JCVI advises that the first priorities for the COVID-19 vaccination programme should be the prevention of mortality and the maintenance of the health and social care systems. As the risk of mortality from COVID-19 increases with age, prioritisation is primarily based on age. The order of priority for each group in the population corresponds with data on the number of individuals who would need to be vaccinated to prevent one death, estimated from UK data obtained from March to June 2020 (3)

  1. Residents in a care home for older adults and their carers 
  2. All those 80 years of age and over 
    Frontline health and social care workers
  3. All those 75 years of age and over
  4. All those 70 years of age and over
    Clinically extremely vulnerable individuals*
  5. All those 65 years of age and over
  6. All individuals aged 16 years** to 64 years with underlying health conditions which put them at higher risk of serious disease and mortality***
  7. All those 60 years of age and over 
  8. All those 55 years of age and over
  9. All those 50 years of age and over

* Clinically extremely vulnerable individuals are described here. This advice on vaccination does not include all pregnant women or those under the age of 16 years (see above)

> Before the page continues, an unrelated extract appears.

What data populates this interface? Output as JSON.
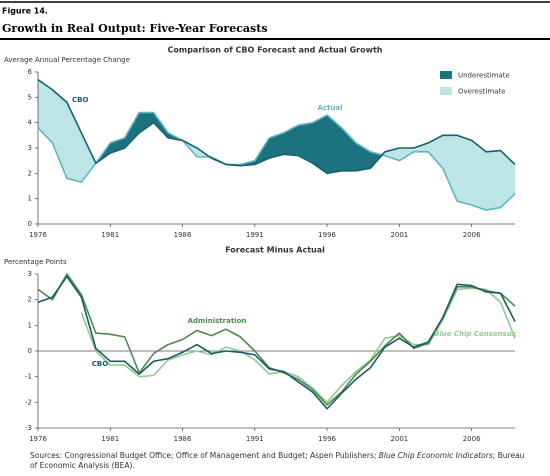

** The AstraZeneca vaccine is only authorised for use in those aged 18 years of age and over, however, JCVI is of the view that this vaccine may be used in those 16-17 years of age where there is no access or availability to an alternative approved COVID-19 vaccine

*** This also includes those who are in receipt of a carer’s allowance, or those who are the main carer of an elderly or disabled person whose welfare may be at risk if the carer falls ill.

It is estimated that taken together, these groups represent around 99% of preventable mortality from COVID-19.